Likewise, for journals with OA content, .....
10:58 AM
And in the first sentence I would say:
10:59 AM
A logit regression was used to predict whether a journal had a data sharing plan from the journal's impact factor and whether or not it publishes any articles open access. IF was a significant predictor of

having a data sharing plan, but publishign OA content was not statistically significantly related to having a data sharing plan.

does that help?
11:00 AM
Nicholas: yes, thats great.

Heather: cool. yeah, I get how having it very applied to your own case can help a lot :)

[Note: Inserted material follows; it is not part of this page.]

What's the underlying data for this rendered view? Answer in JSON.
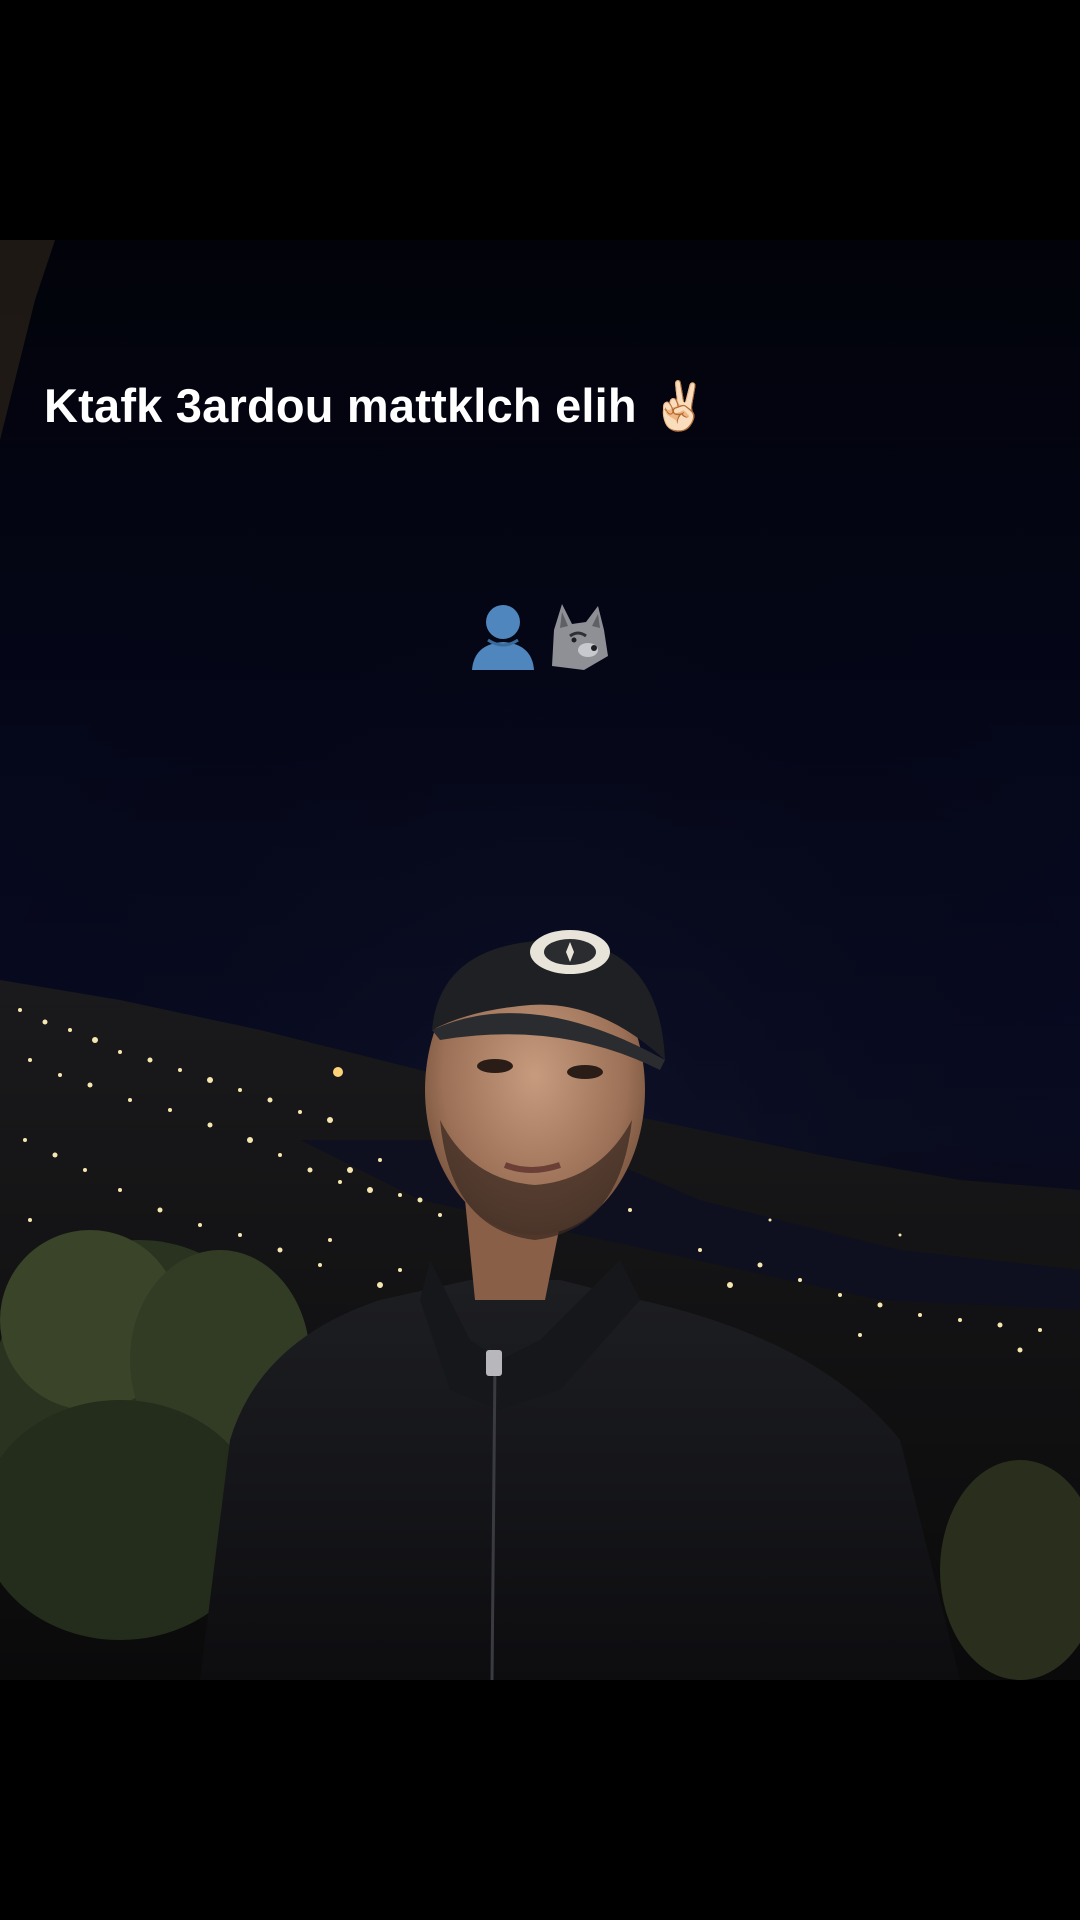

ok, so one more caveat I want to emphasize before we get start planning analyses
11:01 AM
it can be tempting to really run with this stat analysis stuff

but important to remember its limitations

lots of limitations, but the one I'll emphasize right now is that

it is correlation not causation

so it isn't necesarily true that having a high IF CAUSES the journal to have a data hsaring plan
11:02 AM
Nicholas: right

Heather: it could be that having a data sharing plan CAUSES it to have a high IF (ok, unlikely, but still)

or having a high IF and having a data sharing plan are both correlated to being published out of England, or something, where they are good publishers and they love data sharing or something
11:03 AM
anyway, just want to reiterate that so that you can practice writing things up accordingly

Nicholas: ok

Heather: it can be tempting to say "increases" but often more appropriate to say

"is associated with increased" or something
11:04 AM
disputes can be had about which is better scientific writing, and don't second guess yourself much as you are writing this up

jsut want to highlight the issue

ok?

Nicholas: thats very helpful

Heather: ok
11:05 AM
now.

what variables do you think you want to look at?

we'll think about what variables, and how they will be coded

one detail is that you can't include oodles of variables

because you only have so much data

you have 307 datapoints, right?

Nicholas: right
11:06 AM
Heather: so opinions differ, but a rule of thumb is to have about 30 datapoints for every coefficient you are trying to estimate

so that would be about 10 coefficients

and depending on your variables, that is probably fewer than 10 variables.
11:07 AM
if, for example, you had a publisher column with publisher A, B, C, and other, that is actually 3 coefficients (4 minus one for the base case)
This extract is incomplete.